Помню один эпизод – пресс-конференция нового секретаря компартии по идеологии Васила Могориты, на которой было много корреспондентов из разных стран. Я задал Могорите вопрос: «Вы не хотите создать оперативный штаб, который реагировал бы на события?» Он ответил: «Это не по уставу. Мы в феврале соберем пленум, потом съезд…». Тогда я ответил: «Швейк бы сказал: "Как это прекрасно – утонуть, но с партийным уставом в руке!"» Зал просто грохнул от хохота. Смеялся и Могорита, но я понял, что все кончено – коммунисты потеряли связь с живой жизнью.«У меня до сих пор хранится украденная авторучка, которой подписывали договор о выводе советских войск»
– Не будем забывать, что когда шли протесты, в Чехословакии еще стояли советские войска. Это как-то звучало в ваших репортажах? Какую роль это в целом играло?

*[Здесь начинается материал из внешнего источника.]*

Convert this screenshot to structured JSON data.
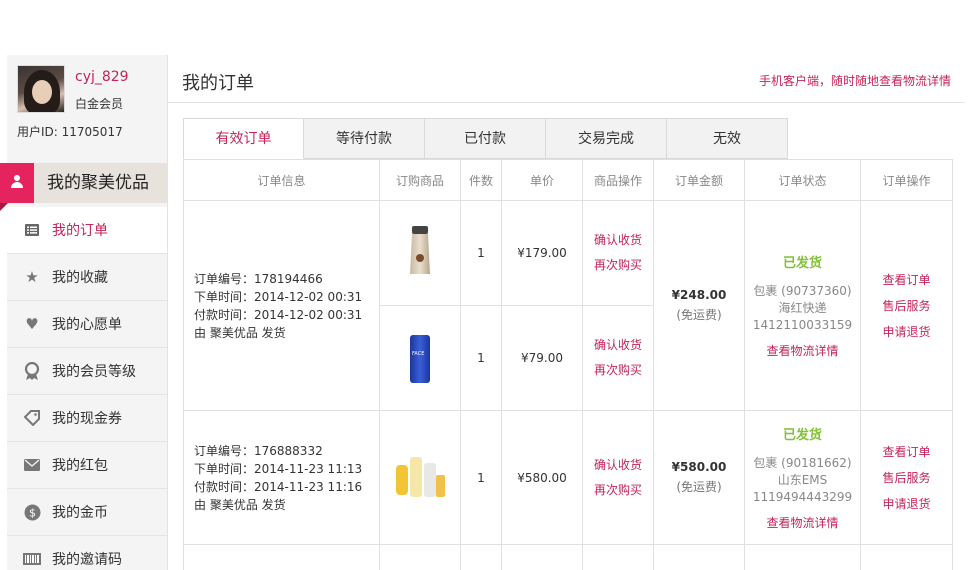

– Никакую, нулевую. Никто – ни чехи, ни мы – об этом не думали. Солдаты ведь действуют по приказу – если из Москвы приказа не было, они ничего и не делали. Я помню, когда позже подписывали документ о выводе войск, я стащил авторучку, которым его подписывали. Телекорреспондент у меня ее выпросил на время, чтобы специально заснять. Когда-нибудь я передам ее в музей…– Вы называете себя «участником событий». Вы были на чьей-то стороне или старались оставаться беспристрастным наблюдателем?

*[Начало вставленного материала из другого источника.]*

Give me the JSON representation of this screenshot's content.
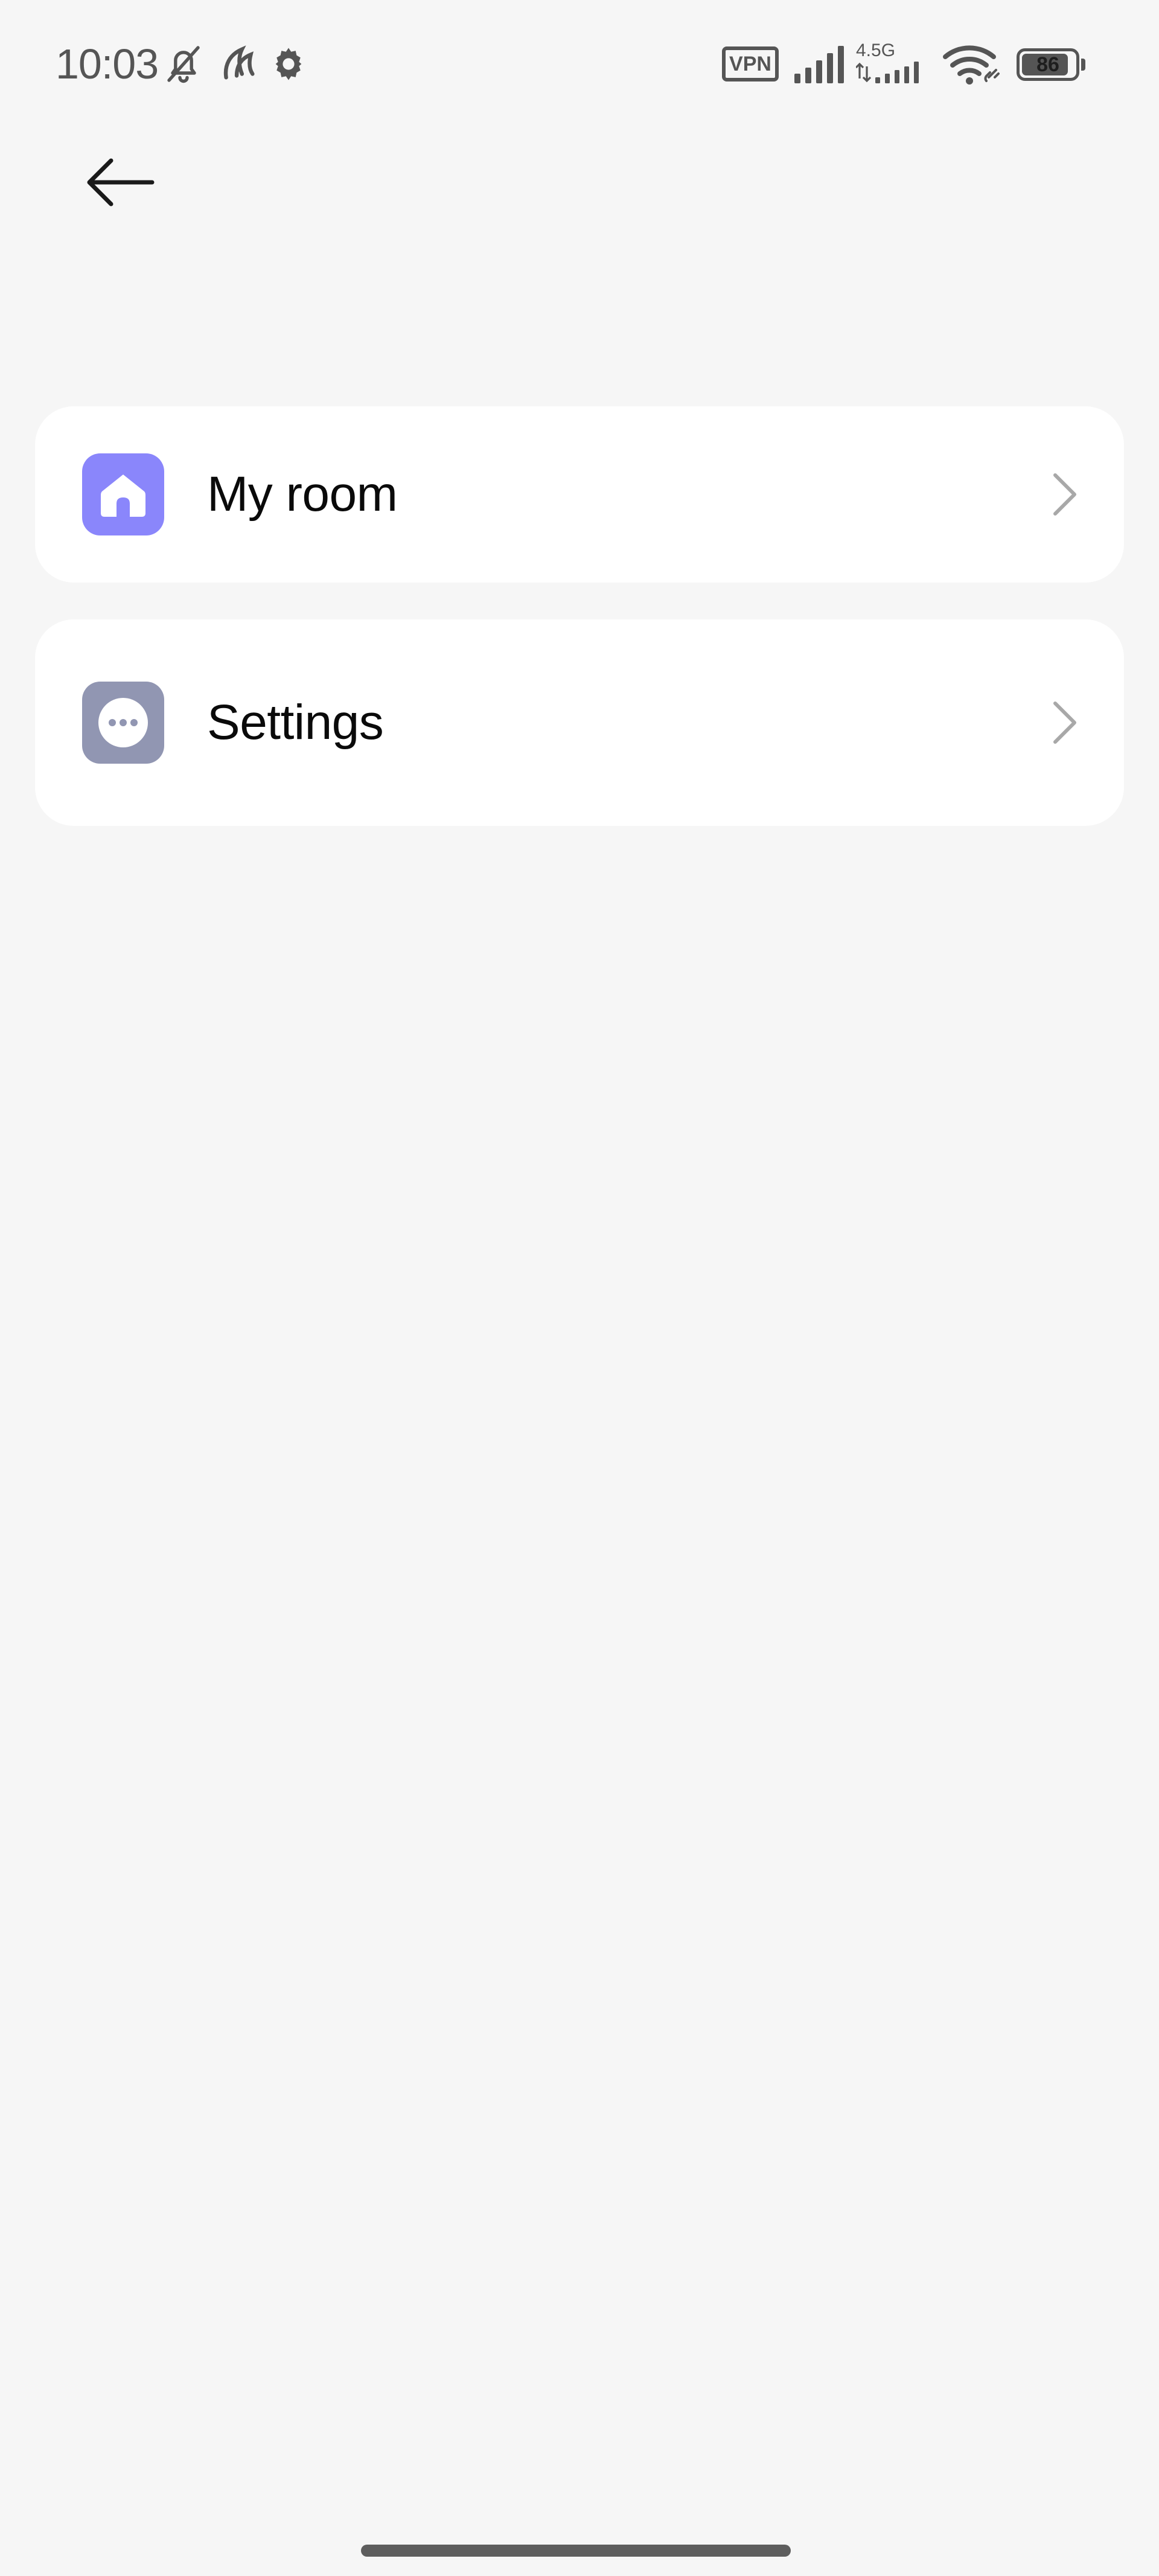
{
  "status_bar": {
    "time": "10:03",
    "left_icons": [
      "bell-muted-icon",
      "leaf-app-icon",
      "gear-icon"
    ],
    "vpn_label": "VPN",
    "network_type": "4.5G",
    "battery_level": "86",
    "right_icons": [
      "vpn-badge-icon",
      "signal-icon",
      "signal-4g-icon",
      "wifi-icon",
      "battery-icon"
    ]
  },
  "top_bar": {
    "back_icon": "arrow-left-icon"
  },
  "menu": {
    "items": [
      {
        "label": "My room",
        "icon": "home-icon",
        "icon_color": "#8a86fb",
        "trailing_icon": "chevron-right-icon"
      },
      {
        "label": "Settings",
        "icon": "more-dots-icon",
        "icon_color": "#9196b2",
        "trailing_icon": "chevron-right-icon"
      }
    ]
  },
  "colors": {
    "background": "#f6f6f6",
    "card": "#ffffff",
    "text": "#0a0a0a",
    "status_text": "#555555",
    "chevron": "#a8a8a8"
  }
}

– Я не мог быть просто наблюдателем, потому что нельзя жить в стране и не любить ее. Мы переживали, не знали, что будет, тревожились за страну, которую любили. Как она будет жить?
– А чего вы боялись?
– Людям свойственно бояться, когда меняется общественный строй. Что люди будут есть? Как будут жить? Будет ли работать сельское хозяйство? Промышленность? А разве эти опасения не обоснованы? Разве металлургия теперь бьет все рекорды? Разве сельское хозяйство не пережило тяжелого периода, когда стали раздавать землю и только потом поняли, что это глупость… Конечно я был участником событий – меня каждый вечер смотрели в Праге, знали в лицо. Помню, я сделал репортаж об одном предвыборном митинге – это было уже весной 1990 года, когда начались «драки» между партиями, и я высказывал сожаление по этому поводу. После этого на Вацлавской площади ко мне подошла какая-то тетка и начала говорить, что я такой-сякой, на что я ответил, что всегда выражаю собственное мнение.
«Когда собирается полмиллиона – "картинка" говорит сама за себя»
– Все же ваша основная аудитория находилась в Советском Союзе. Вы считали, что ваши репортажи из Праги могут служить примером для народа, все еще жившего при социализме?– Мы не ставили такой задачи. Мы просто хотели честно работать в этой стране, не говорить неправду. Когда собирается полмиллиона человек, «картинка» говорит сама за себя, и не нужно кричать: «Как тут все активно! Как много людей!» Зачем? Все и так понятно.
– После вторжения 1968 года отношение к русским в Чехословакии, скажем прямо, поменялось. Вы чувствовали неприязнь, когда начинали работать?
– Нет, не чувствовал. Первое, что я сделал – постарался изучить чешский язык, ведь я приехал без знания языка. Тогда могли и так отправить работать в соцстрану: «Подумаешь, говори по-русски!». А когда знаешь язык, пытаешься найти контакт с людьми, все идет по-другому. Кроме того, пришло горбачевское время. Сейчас у нас в стране его много «пинают», а ведь это время больших изменений. Для меня как журналиста это было особенно заметно – люди начали говорить! В 1988-89 году в Праге я бросался к телевизору смотреть Съезд народных депутатов. Я помню, как в 1987 году в Прагу приезжал Горбачев, как его принимали.
«Все хотели пожать Горбачеву руку»
– И как принимали Михаила Горбачева?– Здорово принимали! Улица Пршикоп уже тогда была пешеходной зоной, и Горбачев должен был пройти пешком от Вацлавской площади до Пороховой башни. Организаторы поставили железные барьерчики, и пространство между ними начало сужаться, и он шел уже через сплошную толпу – все хотели пожать Горбачеву руку. Я понял, что оператору конец, поднял его на руки, благо он был не богатырского сложения, а я тогда был молодой, красивый, сильный. Я пятился через эту толпу, и только так нам удавалось снимать Горбачева...
Сегодня Сергей Иванович Андреев продолжает следить за событиями в Чехии, много времени посвящает укреплению чешско-российских культурных связей, возглавляет Общество братьев Чапеков в Санкт-Петербурге.